= Michael H. Robinson =

British zoologist

Michael H. Robinson (1929, Preston, Lancashire, England — March 22, 2008, Alexandria, Virginia) was a British zoologist who directed the National Zoo in Washington D.C., for 16 years, from 1984 to 2000.

Robinson received his undergraduate degree from the University of Wales, in 1963, and his doctorate in zoology, in 1966, from Oxford University, where he studied under Nobel laureate Nikolaas Tinbergen. Prior to his work at the National Zoo, Robinson spent 18 years in Panama, Central America, studying animal behavior at the Smithsonian Tropical Research Institute. There, he researched spiders, crabs, otters, stick insects, and marine life.
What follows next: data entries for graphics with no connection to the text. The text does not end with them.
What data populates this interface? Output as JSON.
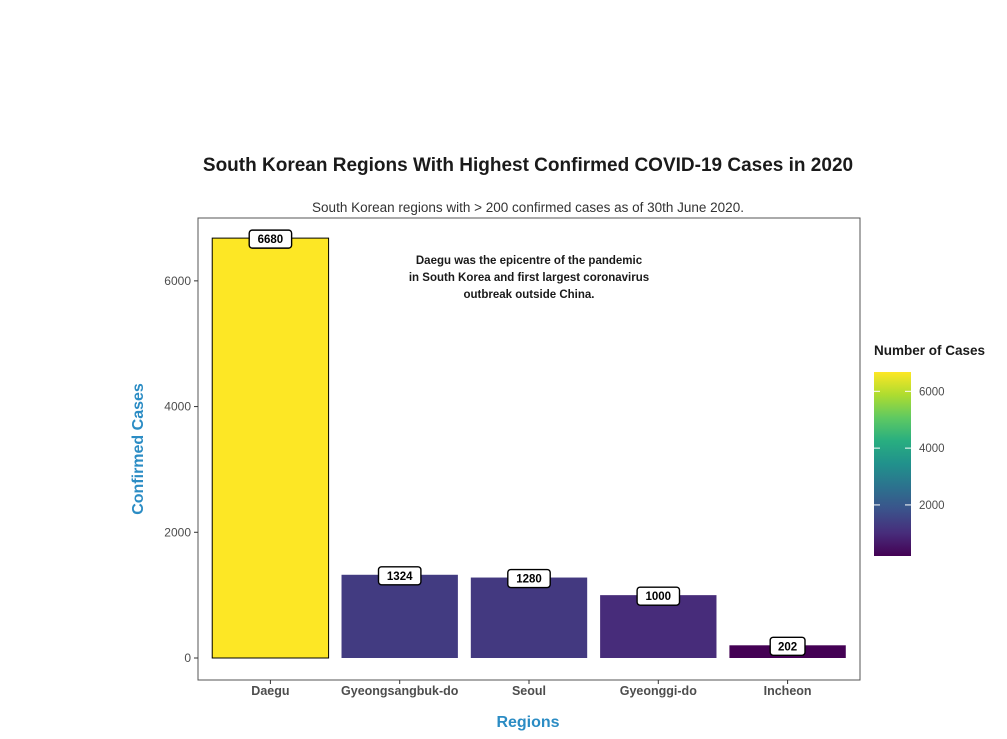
{
  "chart_data": {
    "type": "bar",
    "title": "South Korean Regions With Highest Confirmed COVID-19 Cases in 2020",
    "subtitle": "South Korean regions with > 200 confirmed cases as of 30th June 2020.",
    "xlabel": "Regions",
    "ylabel": "Confirmed Cases",
    "categories": [
      "Daegu",
      "Gyeongsangbuk-do",
      "Seoul",
      "Gyeonggi-do",
      "Incheon"
    ],
    "values": [
      6680,
      1324,
      1280,
      1000,
      202
    ],
    "data_labels": [
      "6680",
      "1324",
      "1280",
      "1000",
      "202"
    ],
    "ylim": [
      -350,
      7000
    ],
    "yticks": [
      0,
      2000,
      4000,
      6000
    ],
    "ytick_labels": [
      "0",
      "2000",
      "4000",
      "6000"
    ],
    "grid": false,
    "annotation": {
      "lines": [
        "Daegu was the epicentre of the pandemic",
        "in South Korea and first largest coronavirus",
        "outbreak outside China."
      ],
      "x_category": "Seoul",
      "y_value": 6000
    },
    "legend": {
      "title": "Number of Cases",
      "placement": "right",
      "type": "colorbar",
      "palette": "viridis",
      "range": [
        202,
        6680
      ],
      "ticks": [
        2000,
        4000,
        6000
      ],
      "tick_labels": [
        "2000",
        "4000",
        "6000"
      ]
    }
  },
  "colors": {
    "axis_title": "#2b8cc4",
    "bar_outline": "#000000",
    "panel_border": "#555555"
  }
}
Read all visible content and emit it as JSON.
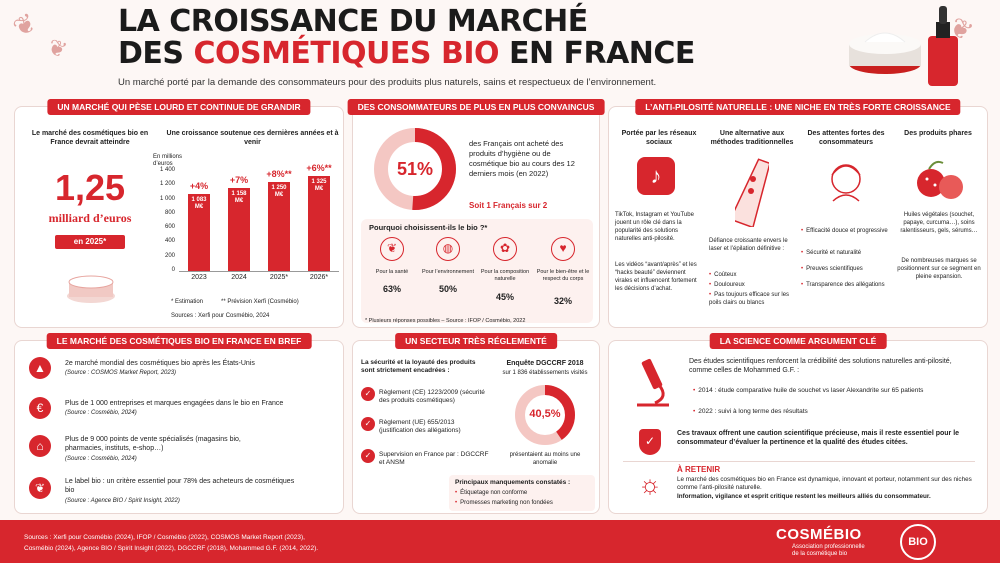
{
  "header": {
    "title_line1": "LA CROISSANCE DU MARCHÉ",
    "title_line2_a": "DES ",
    "title_line2_b": "COSMÉTIQUES BIO",
    "title_line2_c": " EN FRANCE",
    "subtitle": "Un marché porté par la demande des consommateurs pour des produits plus naturels, sains et respectueux de l’environnement."
  },
  "market": {
    "heading": "UN MARCHÉ QUI PÈSE LOURD ET CONTINUE DE GRANDIR",
    "left_intro": "Le marché des cosmétiques bio en France devrait atteindre",
    "big_value": "1,25",
    "big_unit": "milliard d’euros",
    "badge": "en 2025*",
    "chart_title": "Une croissance soutenue ces dernières années et à venir",
    "chart_ylabel": "En millions d’euros",
    "yticks": [
      "1 400",
      "1 200",
      "1 000",
      "800",
      "600",
      "400",
      "200",
      "0"
    ],
    "note_estimation": "* Estimation",
    "note_prevision": "** Prévision Xerfi (Cosmébio)",
    "source": "Sources : Xerfi pour Cosmébio, 2024"
  },
  "chart_data": {
    "type": "bar",
    "categories": [
      "2023",
      "2024",
      "2025*",
      "2026*"
    ],
    "values": [
      1083,
      1158,
      1250,
      1325
    ],
    "value_labels": [
      "1 083 M€",
      "1 158 M€",
      "1 250 M€",
      "1 325 M€"
    ],
    "growth_labels": [
      "+4%",
      "+7%",
      "+8%**",
      "+6%**"
    ],
    "ylabel": "En millions d’euros",
    "ylim": [
      0,
      1400
    ]
  },
  "consumers": {
    "heading": "DES CONSOMMATEURS DE PLUS EN PLUS CONVAINCUS",
    "percent": "51%",
    "percent_value": 51,
    "text": "des Français ont acheté des produits d’hygiène ou de cosmétique bio au cours des 12 derniers mois (en 2022)",
    "highlight": "Soit 1 Français sur 2",
    "why_title": "Pourquoi choisissent-ils le bio ?*",
    "reasons": [
      {
        "label": "Pour la santé",
        "value": "63%"
      },
      {
        "label": "Pour l’environnement",
        "value": "50%"
      },
      {
        "label": "Pour la composition naturelle",
        "value": "45%"
      },
      {
        "label": "Pour le bien-être et le respect du corps",
        "value": "32%"
      }
    ],
    "footnote": "* Plusieurs réponses possibles – Source : IFOP / Cosmébio, 2022"
  },
  "antipilo": {
    "heading": "L’ANTI-PILOSITÉ NATURELLE : UNE NICHE EN TRÈS FORTE CROISSANCE",
    "col1_title": "Portée par les réseaux sociaux",
    "col1_text1": "TikTok, Instagram et YouTube jouent un rôle clé dans la popularité des solutions naturelles anti-pilosité.",
    "col1_text2": "Les vidéos “avant/après” et les “hacks beauté” deviennent virales et influencent fortement les décisions d’achat.",
    "col2_title": "Une alternative aux méthodes traditionnelles",
    "col2_text": "Défiance croissante envers le laser et l’épilation définitive :",
    "col2_bullets": [
      "Coûteux",
      "Douloureux",
      "Pas toujours efficace sur les poils clairs ou blancs"
    ],
    "col3_title": "Des attentes fortes des consommateurs",
    "col3_bullets": [
      "Efficacité douce et progressive",
      "Sécurité et naturalité",
      "Preuves scientifiques",
      "Transparence des allégations"
    ],
    "col4_title": "Des produits phares",
    "col4_text1": "Huiles végétales (souchet, papaye, curcuma…), soins ralentisseurs, gels, sérums…",
    "col4_text2": "De nombreuses marques se positionnent sur ce segment en pleine expansion."
  },
  "brief": {
    "heading": "LE MARCHÉ DES COSMÉTIQUES BIO EN FRANCE EN BREF",
    "items": [
      {
        "text": "2e marché mondial des cosmétiques bio après les États-Unis",
        "source": "(Source : COSMOS Market Report, 2023)"
      },
      {
        "text": "Plus de 1 000 entreprises et marques engagées dans le bio en France",
        "source": "(Source : Cosmébio, 2024)"
      },
      {
        "text": "Plus de 9 000 points de vente spécialisés (magasins bio, pharmacies, instituts, e-shop…)",
        "source": "(Source : Cosmébio, 2024)"
      },
      {
        "text": "Le label bio : un critère essentiel pour 78% des acheteurs de cosmétiques bio",
        "source": "(Source : Agence BIO / Spirit Insight, 2022)"
      }
    ]
  },
  "regulated": {
    "heading": "UN SECTEUR TRÈS RÉGLEMENTÉ",
    "intro": "La sécurité et la loyauté des produits sont strictement encadrées :",
    "items": [
      "Règlement (CE) 1223/2009 (sécurité des produits cosmétiques)",
      "Règlement (UE) 655/2013 (justification des allégations)",
      "Supervision en France par : DGCCRF et ANSM"
    ],
    "survey_title": "Enquête DGCCRF 2018",
    "survey_sub": "sur 1 836 établissements visités",
    "survey_percent": "40,5%",
    "survey_value": 40.5,
    "survey_text": "présentaient au moins une anomalie",
    "issues_title": "Principaux manquements constatés :",
    "issues": [
      "Étiquetage non conforme",
      "Promesses marketing non fondées"
    ]
  },
  "science": {
    "heading": "LA SCIENCE COMME ARGUMENT CLÉ",
    "intro": "Des études scientifiques renforcent la crédibilité des solutions naturelles anti-pilosité, comme celles de Mohammed G.F. :",
    "studies": [
      "2014 : étude comparative huile de souchet vs laser Alexandrite sur 65 patients",
      "2022 : suivi à long terme des résultats"
    ],
    "caution": "Ces travaux offrent une caution scientifique précieuse, mais il reste essentiel pour le consommateur d’évaluer la pertinence et la qualité des études citées.",
    "retain_title": "À RETENIR",
    "retain_text": "Le marché des cosmétiques bio en France est dynamique, innovant et porteur, notamment sur des niches comme l’anti-pilosité naturelle.",
    "retain_bold": "Information, vigilance et esprit critique restent les meilleurs alliés du consommateur."
  },
  "footer": {
    "sources_line1": "Sources : Xerfi pour Cosmébio (2024), IFOP / Cosmébio (2022), COSMOS Market Report (2023),",
    "sources_line2": "Cosmébio (2024), Agence BIO / Spirit Insight (2022), DGCCRF (2018), Mohammed G.F. (2014, 2022).",
    "brand": "COSMÉBIO",
    "brand_sub1": "Association professionnelle",
    "brand_sub2": "de la cosmétique bio",
    "badge": "BIO"
  },
  "colors": {
    "accent": "#d7262d",
    "background": "#fdf7f5"
  }
}
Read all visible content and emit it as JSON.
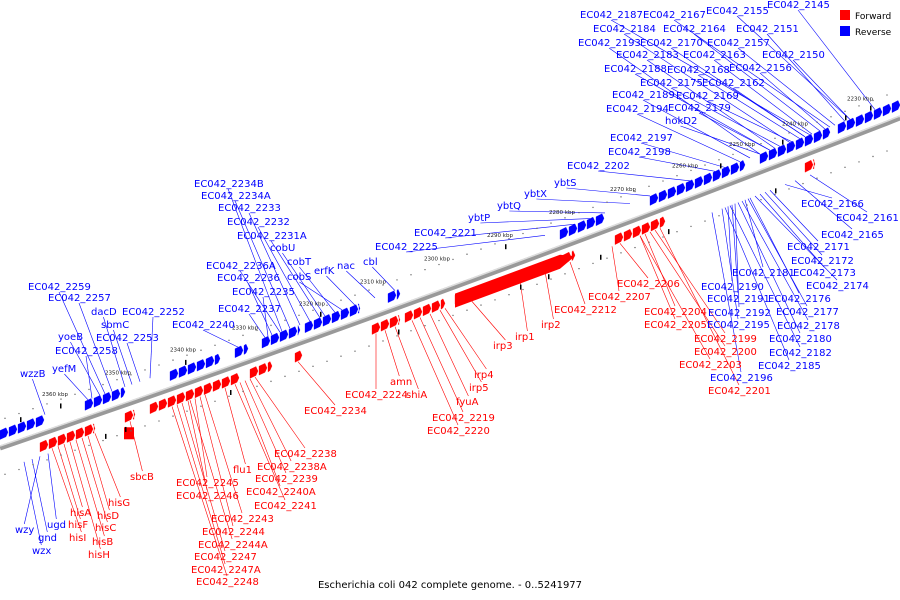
{
  "legend": {
    "forward": {
      "label": "Forward",
      "color": "#ff0000"
    },
    "reverse": {
      "label": "Reverse",
      "color": "#0000ff"
    }
  },
  "caption": "Escherichia coli 042 complete genome. - 0..5241977",
  "kbp_ticks": [
    "2230 kbp",
    "2240 kbp",
    "2250 kbp",
    "2260 kbp",
    "2270 kbp",
    "2280 kbp",
    "2290 kbp",
    "2300 kbp",
    "2310 kbp",
    "2320 kbp",
    "2330 kbp",
    "2340 kbp",
    "2350 kbp",
    "2360 kbp"
  ],
  "reverse_labels": [
    "EC042_2187",
    "EC042_2167",
    "EC042_2155",
    "EC042_2145",
    "EC042_2184",
    "EC042_2164",
    "EC042_2151",
    "EC042_2193",
    "EC042_2170",
    "EC042_2157",
    "EC042_2183",
    "EC042_2163",
    "EC042_2150",
    "EC042_2188",
    "EC042_2168",
    "EC042_2156",
    "EC042_2175",
    "EC042_2162",
    "EC042_2189",
    "EC042_2169",
    "EC042_2194",
    "EC042_2179",
    "hokD2",
    "EC042_2197",
    "EC042_2198",
    "EC042_2202",
    "ybtS",
    "ybtX",
    "ybtQ",
    "ybtP",
    "EC042_2221",
    "EC042_2225",
    "cbl",
    "nac",
    "erfK",
    "cobS",
    "cobT",
    "cobU",
    "EC042_2231A",
    "EC042_2232",
    "EC042_2233",
    "EC042_2234A",
    "EC042_2234B",
    "EC042_2236A",
    "EC042_2236",
    "EC042_2235",
    "EC042_2237",
    "EC042_2240",
    "EC042_2252",
    "EC042_2253",
    "sbmC",
    "dacD",
    "EC042_2257",
    "EC042_2259",
    "yoeB",
    "EC042_2258",
    "yefM",
    "wzzB",
    "EC042_2166",
    "EC042_2161",
    "EC042_2165",
    "EC042_2171",
    "EC042_2172",
    "EC042_2181",
    "EC042_2173",
    "EC042_2174",
    "EC042_2190",
    "EC042_2191",
    "EC042_2176",
    "EC042_2177",
    "EC042_2192",
    "EC042_2195",
    "EC042_2178",
    "EC042_2180",
    "EC042_2182",
    "EC042_2185",
    "EC042_2196",
    "wzy",
    "ugd",
    "gnd",
    "wzx"
  ],
  "forward_labels": [
    "EC042_2206",
    "EC042_2207",
    "EC042_2212",
    "EC042_2204",
    "EC042_2205",
    "EC042_2199",
    "EC042_2200",
    "EC042_2203",
    "EC042_2201",
    "irp1",
    "irp2",
    "irp3",
    "irp4",
    "irp5",
    "fyuA",
    "EC042_2219",
    "EC042_2220",
    "amn",
    "shiA",
    "EC042_2224",
    "EC042_2234",
    "EC042_2238",
    "EC042_2238A",
    "EC042_2239",
    "EC042_2240A",
    "EC042_2241",
    "flu1",
    "EC042_2245",
    "EC042_2246",
    "EC042_2243",
    "EC042_2244",
    "EC042_2244A",
    "EC042_2247",
    "EC042_2247A",
    "EC042_2248",
    "sbcB",
    "hisG",
    "hisD",
    "hisC",
    "hisB",
    "hisH",
    "hisA",
    "hisF",
    "hisI"
  ]
}
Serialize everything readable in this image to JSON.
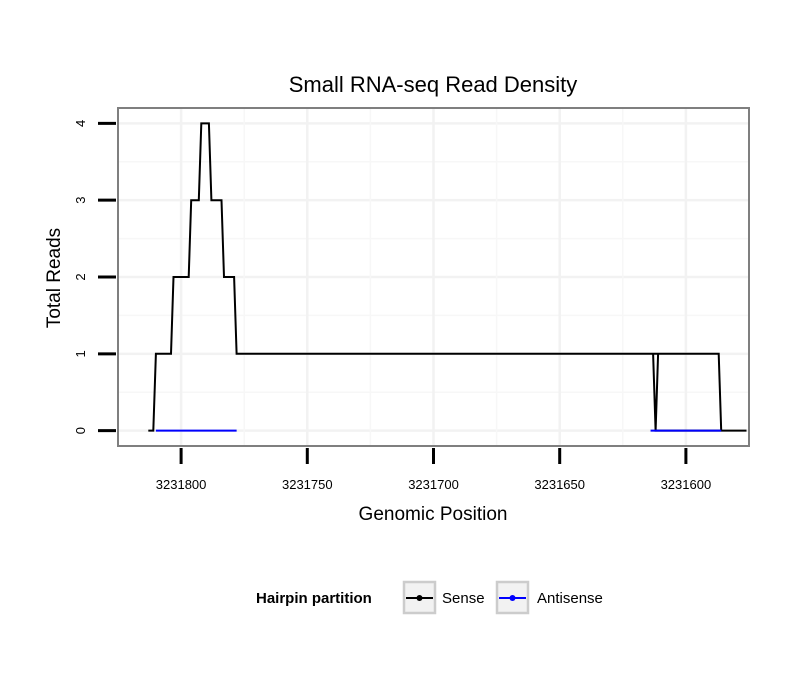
{
  "chart_data": {
    "type": "line",
    "title": "Small RNA-seq Read Density",
    "xlabel": "Genomic Position",
    "ylabel": "Total Reads",
    "xlim": [
      3231825,
      3231575
    ],
    "x_reversed": true,
    "ylim": [
      -0.2,
      4.2
    ],
    "x_ticks": [
      3231800,
      3231750,
      3231700,
      3231650,
      3231600
    ],
    "x_tick_labels": [
      "3231800",
      "3231750",
      "3231700",
      "3231650",
      "3231600"
    ],
    "y_ticks": [
      0,
      1,
      2,
      3,
      4
    ],
    "y_tick_labels": [
      "0",
      "1",
      "2",
      "3",
      "4"
    ],
    "grid": true,
    "legend": {
      "title": "Hairpin partition",
      "position": "bottom"
    },
    "series": [
      {
        "name": "Sense",
        "color": "#000000",
        "x": [
          3231813,
          3231811,
          3231810,
          3231804,
          3231803,
          3231797,
          3231796,
          3231793,
          3231792,
          3231789,
          3231788,
          3231784,
          3231783,
          3231779,
          3231778,
          3231587,
          3231586,
          3231588,
          3231587,
          3231588,
          3231612,
          3231613,
          3231611,
          3231612,
          3231611,
          3231576
        ],
        "y": [
          0,
          0,
          1,
          1,
          2,
          2,
          3,
          3,
          4,
          4,
          3,
          3,
          2,
          2,
          1,
          1,
          0,
          0,
          0,
          0,
          0,
          1,
          1,
          0,
          0,
          0
        ]
      },
      {
        "name": "Antisense",
        "color": "#0000ff",
        "x": [
          3231810,
          3231778,
          3231614,
          3231586
        ],
        "y": [
          0,
          0,
          0,
          0
        ]
      }
    ]
  }
}
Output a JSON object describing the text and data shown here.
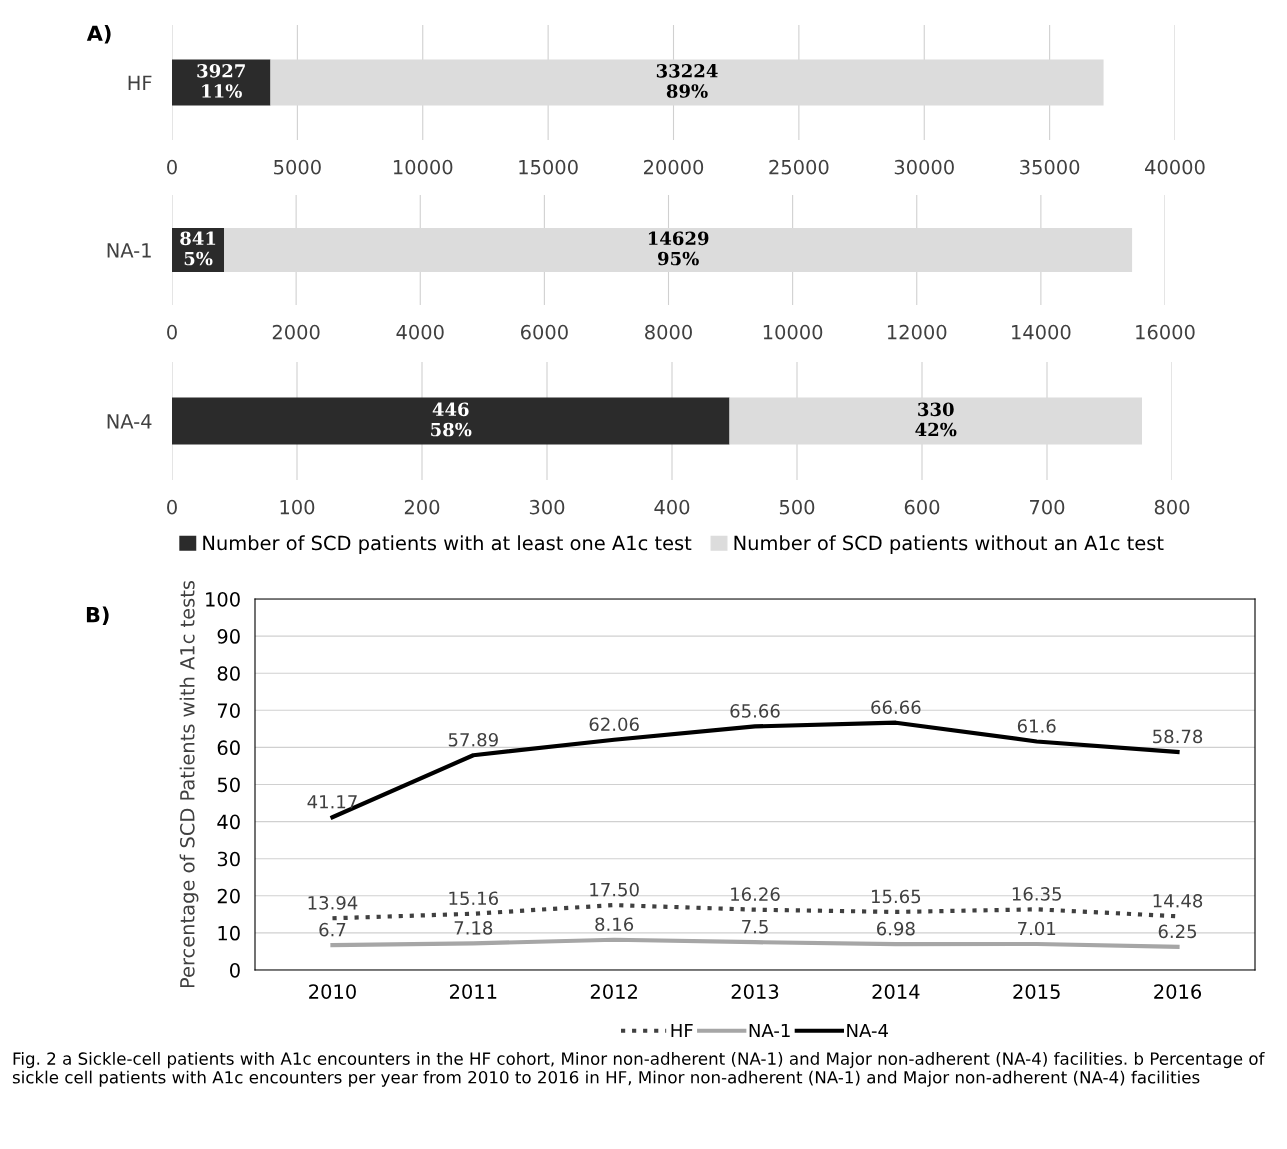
{
  "chart_data": [
    {
      "type": "bar",
      "title": "A)",
      "orientation": "horizontal",
      "stacked": true,
      "categories": [
        "HF"
      ],
      "xlim": [
        0,
        40000
      ],
      "xticks": [
        0,
        5000,
        10000,
        15000,
        20000,
        25000,
        30000,
        35000,
        40000
      ],
      "grid": "x",
      "series": [
        {
          "color": "#2b2b2b",
          "values": [
            3927
          ],
          "value_labels": [
            "3927\n11%"
          ]
        },
        {
          "color": "#dcdcdc",
          "values": [
            33224
          ],
          "value_labels": [
            "33224\n89%"
          ]
        }
      ]
    },
    {
      "type": "bar",
      "orientation": "horizontal",
      "stacked": true,
      "categories": [
        "NA-1"
      ],
      "xlim": [
        0,
        16000
      ],
      "xticks": [
        0,
        2000,
        4000,
        6000,
        8000,
        10000,
        12000,
        14000,
        16000
      ],
      "grid": "x",
      "series": [
        {
          "color": "#2b2b2b",
          "values": [
            841
          ],
          "value_labels": [
            "841\n5%"
          ]
        },
        {
          "color": "#dcdcdc",
          "values": [
            14629
          ],
          "value_labels": [
            "14629\n95%"
          ]
        }
      ]
    },
    {
      "type": "bar",
      "orientation": "horizontal",
      "stacked": true,
      "categories": [
        "NA-4"
      ],
      "xlim": [
        0,
        800
      ],
      "xticks": [
        0,
        100,
        200,
        300,
        400,
        500,
        600,
        700,
        800
      ],
      "grid": "x",
      "legend": "bottom",
      "series": [
        {
          "name": "Number of SCD patients with at least one A1c test",
          "color": "#2b2b2b",
          "values": [
            446
          ],
          "value_labels": [
            "446\n58%"
          ]
        },
        {
          "name": "Number of SCD patients without an A1c test",
          "color": "#dcdcdc",
          "values": [
            330
          ],
          "value_labels": [
            "330\n42%"
          ]
        }
      ]
    },
    {
      "type": "line",
      "title": "B)",
      "ylabel": "Percentage of SCD Patients with A1c tests",
      "categories": [
        "2010",
        "2011",
        "2012",
        "2013",
        "2014",
        "2015",
        "2016"
      ],
      "ylim": [
        0,
        100
      ],
      "yticks": [
        0,
        10,
        20,
        30,
        40,
        50,
        60,
        70,
        80,
        90,
        100
      ],
      "grid": "y",
      "legend": "bottom",
      "series": [
        {
          "name": "HF",
          "color": "#404040",
          "line_style": "dotted",
          "values": [
            13.94,
            15.16,
            17.5,
            16.26,
            15.65,
            16.35,
            14.48
          ],
          "value_labels": [
            "13.94",
            "15.16",
            "17.50",
            "16.26",
            "15.65",
            "16.35",
            "14.48"
          ]
        },
        {
          "name": "NA-1",
          "color": "#a6a6a6",
          "line_style": "solid",
          "values": [
            6.7,
            7.18,
            8.16,
            7.5,
            6.98,
            7.01,
            6.25
          ],
          "value_labels": [
            "6.7",
            "7.18",
            "8.16",
            "7.5",
            "6.98",
            "7.01",
            "6.25"
          ]
        },
        {
          "name": "NA-4",
          "color": "#000000",
          "line_style": "solid",
          "values": [
            41.17,
            57.89,
            62.06,
            65.66,
            66.66,
            61.6,
            58.78
          ],
          "value_labels": [
            "41.17",
            "57.89",
            "62.06",
            "65.66",
            "66.66",
            "61.6",
            "58.78"
          ]
        }
      ],
      "annotations": [
        "Fig. 2 a Sickle-cell patients with A1c encounters in the HF cohort, Minor non-adherent (NA-1) and Major non-adherent (NA-4) facilities. b Percentage of sickle cell patients with A1c encounters per year from 2010 to 2016 in HF, Minor non-adherent (NA-1) and Major non-adherent (NA-4) facilities"
      ]
    }
  ]
}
His publications include numerous articles and several books. With David Challinor and Holly Webber he wrote the guide book Zoo Animals: a Smithsonian guide (1995).

He was married to biologist Barbara Robinson, his colleague for many years, from whom he was divorced.

==Bibliography==
Robinson, Michael (1995). "Zoo Animals"

==Sources==
- Holley, J. 2008. "In Memoriam: Michael H. Robinson (1929-2008)" Arch. Biol. Sci. Belgrade, 60(2): 325-326.